Tuesday, April 03, 2012

Sick Time

I’m writing this under the influence of Tylenol severe cold and flu medicine. It’s not that I have a severe cold or flu. But I do have an upper respiratory infection that has me coughing through the night as well as most of the day at work.

So I’m very public about taking my medicine so people around me, including my wife and my colleague with whom I share a small office, know that I’m doing my best to fight this bug. I’ve already gone through one bag of cough drops but yesterday found me coughing so hard at work that my manager expressed her concern.

“I rubbed up with Vicks today,” I said. “Can’t you smell the Vicks on me?”

She said, no. But I think she was prudently keeping her distance from me just in case I was still contagious.

It's tough when you're sick and you still have to carry on because, well, for one we're so backed up at my job I could work straight through my next life and still not be current.

And then, after work my wife and I had to stop at Sears to pick up a new mower to replace the one that I finally gave up on last fall. The grass has no sympathy for the ill.

While at Sears, an elderly gentleman was making a purchase just ahead of us. He seemed fairly confused at the process. He had to take his sales slip to the pick-up desk, scan it, then they would bring out his package. Since it was heavy, Sears staff had to load it for him.
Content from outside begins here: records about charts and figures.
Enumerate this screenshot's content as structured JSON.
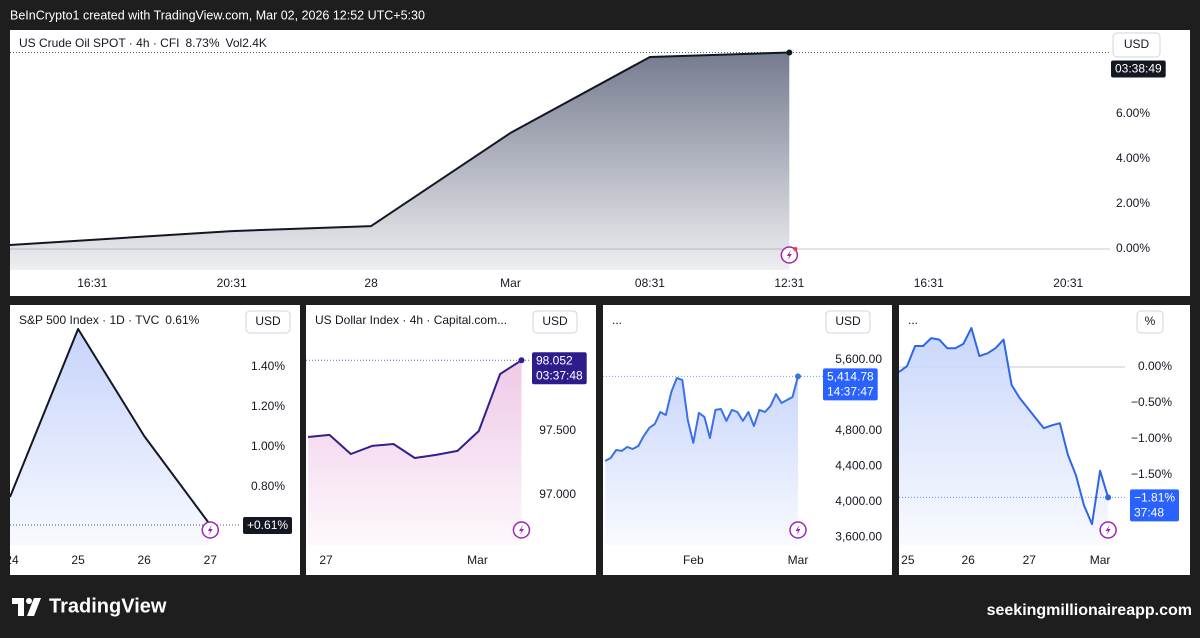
{
  "header": {
    "text": "BeInCrypto1 created with TradingView.com, Mar 02, 2026 12:52 UTC+5:30"
  },
  "footer": {
    "logo_text": "TradingView",
    "site": "seekingmillionaireapp.com"
  },
  "chart_data": [
    {
      "type": "area",
      "title": "US Crude Oil SPOT · 4h · CFI",
      "change": "8.73%",
      "volume": "Vol2.4K",
      "currency": "USD",
      "x": [
        -0.59,
        1,
        2,
        3,
        4,
        5
      ],
      "values": [
        0.18,
        0.8,
        1.02,
        5.16,
        8.53,
        8.73
      ],
      "color": "#131722",
      "area_color": "#6e7489",
      "badge_color": "#131722",
      "countdown": "03:38:49",
      "zero_line": true,
      "xlim": [
        -0.59,
        7.3
      ],
      "ylim": [
        -0.93,
        9.73
      ],
      "xticks": [
        {
          "value": 0,
          "label": "16:31"
        },
        {
          "value": 1,
          "label": "20:31"
        },
        {
          "value": 2,
          "label": "28"
        },
        {
          "value": 3,
          "label": "Mar"
        },
        {
          "value": 4,
          "label": "08:31"
        },
        {
          "value": 5,
          "label": "12:31"
        },
        {
          "value": 6,
          "label": "16:31"
        },
        {
          "value": 7,
          "label": "20:31"
        }
      ],
      "yticks": [
        {
          "value": 0,
          "label": "0.00%"
        },
        {
          "value": 2,
          "label": "2.00%"
        },
        {
          "value": 4,
          "label": "4.00%"
        },
        {
          "value": 6,
          "label": "6.00%"
        }
      ]
    },
    {
      "type": "area",
      "title": "S&P 500 Index · 1D · TVC",
      "change": "0.61%",
      "currency": "USD",
      "x": [
        23.97,
        25,
        26,
        27
      ],
      "values": [
        0.75,
        1.59,
        1.055,
        0.61
      ],
      "last_value_label": "+0.61%",
      "color": "#131722",
      "area_color": "#c3d1fb",
      "badge_color": "#131722",
      "zero_line": false,
      "xlim": [
        23.97,
        27.45
      ],
      "ylim": [
        0.51,
        1.685
      ],
      "xticks": [
        24,
        25,
        26,
        27
      ],
      "yticks": [
        {
          "value": 1.4,
          "label": "1.40%"
        },
        {
          "value": 1.2,
          "label": "1.20%"
        },
        {
          "value": 1,
          "label": "1.00%"
        },
        {
          "value": 0.8,
          "label": "0.80%"
        }
      ]
    },
    {
      "type": "area",
      "title": "US Dollar Index · 4h · Capital.com...",
      "currency": "USD",
      "x": [
        0,
        1,
        2,
        3,
        4,
        5,
        6,
        7,
        8,
        9,
        10
      ],
      "values": [
        97.453,
        97.469,
        97.32,
        97.383,
        97.398,
        97.289,
        97.313,
        97.344,
        97.5,
        97.945,
        98.052
      ],
      "last_value_label": "98.052",
      "countdown": "03:37:48",
      "color": "#33208f",
      "area_color": "#eec6e6",
      "badge_color": "#2e1c8c",
      "zero_line": false,
      "xlim": [
        -0.1,
        10.4
      ],
      "ylim": [
        96.609,
        98.445
      ],
      "xticks": [
        {
          "value": 0.84,
          "label": "27"
        },
        {
          "value": 7.94,
          "label": "Mar"
        }
      ],
      "yticks": [
        {
          "value": 97.5,
          "label": "97.500"
        },
        {
          "value": 97,
          "label": "97.000"
        }
      ]
    },
    {
      "type": "area",
      "title": "...",
      "currency": "USD",
      "x": [
        0,
        1,
        2,
        3,
        4,
        5,
        6,
        7,
        8,
        9,
        10,
        11,
        12,
        13,
        14,
        15,
        16,
        17,
        18,
        19,
        20,
        21,
        22,
        23,
        24,
        25,
        26,
        27,
        28,
        29,
        30,
        31,
        32,
        33,
        34,
        35
      ],
      "values": [
        4462,
        4496,
        4586,
        4575,
        4620,
        4597,
        4631,
        4744,
        4834,
        4879,
        5014,
        4980,
        5239,
        5397,
        5375,
        4924,
        4665,
        5003,
        4958,
        4721,
        5037,
        5048,
        4913,
        5037,
        5014,
        4913,
        5014,
        4856,
        5037,
        5014,
        5082,
        5217,
        5115,
        5149,
        5183,
        5414.78
      ],
      "last_value_label": "5,414.78",
      "countdown": "14:37:47",
      "color": "#3a72e6",
      "area_color": "#c7d5fb",
      "badge_color": "#2962ff",
      "zero_line": false,
      "xlim": [
        -0.4,
        39.9
      ],
      "ylim": [
        3515,
        6163
      ],
      "xticks": [
        {
          "value": 16,
          "label": "Feb"
        },
        {
          "value": 35,
          "label": "Mar"
        }
      ],
      "yticks": [
        {
          "value": 5600,
          "label": "5,600.00"
        },
        {
          "value": 4800,
          "label": "4,800.00"
        },
        {
          "value": 4400,
          "label": "4,400.00"
        },
        {
          "value": 4000,
          "label": "4,000.00"
        },
        {
          "value": 3600,
          "label": "3,600.00"
        }
      ]
    },
    {
      "type": "area",
      "title": "...",
      "currency": "%",
      "x": [
        0,
        1,
        2,
        3,
        4,
        5,
        6,
        7,
        8,
        9,
        10,
        11,
        12,
        13,
        14,
        15,
        16,
        17,
        18,
        19,
        20,
        21,
        22,
        23,
        24,
        25,
        26
      ],
      "values": [
        -0.07,
        0.01,
        0.29,
        0.29,
        0.4,
        0.38,
        0.26,
        0.26,
        0.32,
        0.54,
        0.15,
        0.19,
        0.26,
        0.38,
        -0.25,
        -0.43,
        -0.57,
        -0.71,
        -0.85,
        -0.81,
        -0.78,
        -1.22,
        -1.5,
        -1.92,
        -2.18,
        -1.44,
        -1.81
      ],
      "last_value_label": "−1.81%",
      "countdown": "37:48",
      "color": "#2f66e8",
      "area_color": "#c7d5fb",
      "badge_color": "#2962ff",
      "zero_line": true,
      "xlim": [
        0,
        28.1
      ],
      "ylim": [
        -2.47,
        0.79
      ],
      "xticks": [
        {
          "value": 1.1,
          "label": "25"
        },
        {
          "value": 8.6,
          "label": "26"
        },
        {
          "value": 16.2,
          "label": "27"
        },
        {
          "value": 25,
          "label": "Mar"
        }
      ],
      "yticks": [
        {
          "value": 0,
          "label": "0.00%"
        },
        {
          "value": -0.5,
          "label": "−0.50%"
        },
        {
          "value": -1,
          "label": "−1.00%"
        },
        {
          "value": -1.5,
          "label": "−1.50%"
        }
      ]
    }
  ]
}
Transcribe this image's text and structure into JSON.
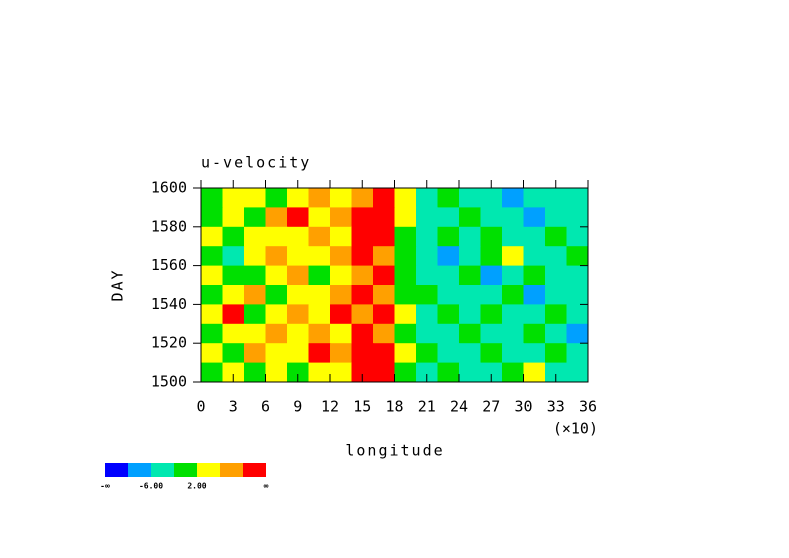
{
  "chart_data": {
    "type": "contour",
    "title": "u-velocity",
    "x_label": "longitude",
    "x_multiplier": "(×10)",
    "y_label": "DAY",
    "xlim": [
      0,
      36
    ],
    "xticks": [
      0,
      3,
      6,
      9,
      12,
      15,
      18,
      21,
      24,
      27,
      30,
      33,
      36
    ],
    "ylim": [
      1500,
      1600
    ],
    "yticks": [
      1500,
      1520,
      1540,
      1560,
      1580,
      1600
    ],
    "level_colors": [
      "#0000ff",
      "#00a0ff",
      "#00e8b0",
      "#00e000",
      "#ffff00",
      "#ffa000",
      "#ff0000"
    ],
    "colorbar_labels": [
      {
        "value": 0,
        "label": "-∞"
      },
      {
        "value": 2,
        "label": "-6.00"
      },
      {
        "value": 4,
        "label": "2.00"
      },
      {
        "value": 7,
        "label": "∞"
      }
    ],
    "levels": [
      [
        3,
        4,
        4,
        3,
        4,
        5,
        4,
        5,
        6,
        4,
        2,
        3,
        2,
        2,
        1,
        2,
        2,
        2
      ],
      [
        3,
        4,
        3,
        5,
        6,
        4,
        5,
        6,
        6,
        4,
        2,
        2,
        3,
        2,
        2,
        1,
        2,
        2
      ],
      [
        4,
        3,
        4,
        4,
        4,
        5,
        4,
        6,
        6,
        3,
        2,
        3,
        2,
        3,
        2,
        2,
        3,
        2
      ],
      [
        3,
        2,
        4,
        5,
        4,
        4,
        5,
        6,
        5,
        3,
        2,
        1,
        2,
        3,
        4,
        2,
        2,
        3
      ],
      [
        4,
        3,
        3,
        4,
        5,
        3,
        4,
        5,
        6,
        3,
        2,
        2,
        3,
        1,
        2,
        3,
        2,
        2
      ],
      [
        3,
        4,
        5,
        3,
        4,
        4,
        5,
        6,
        5,
        3,
        3,
        2,
        2,
        2,
        3,
        1,
        2,
        2
      ],
      [
        4,
        6,
        3,
        4,
        5,
        4,
        6,
        5,
        6,
        4,
        2,
        3,
        2,
        3,
        2,
        2,
        3,
        2
      ],
      [
        3,
        4,
        4,
        5,
        4,
        5,
        4,
        6,
        5,
        3,
        2,
        2,
        3,
        2,
        2,
        3,
        2,
        1
      ],
      [
        4,
        3,
        5,
        4,
        4,
        6,
        5,
        6,
        6,
        4,
        3,
        2,
        2,
        3,
        2,
        2,
        3,
        2
      ],
      [
        3,
        4,
        3,
        4,
        3,
        4,
        4,
        6,
        6,
        3,
        2,
        3,
        2,
        2,
        3,
        4,
        2,
        2
      ]
    ]
  }
}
We had to do the same with our new mower. I pulled the car around and waited for Wendy to come out with the Sears guy carrying the big box with our mower. He threw it in the back and Wendy and I drove off.

She mentioned that when another Sears guy brought out the older man's box, he asked where his car was. The man explained he was parked on the other side of the building. The Sears guy explained that he would have to drive the car up to the pick-up spot before they could load his box into the car for him.

"I thought he seemed a little confused," I said.

"What's scary is that he was buying a chainsaw," Wendy added.

Sick or not, I had to chuckle at that.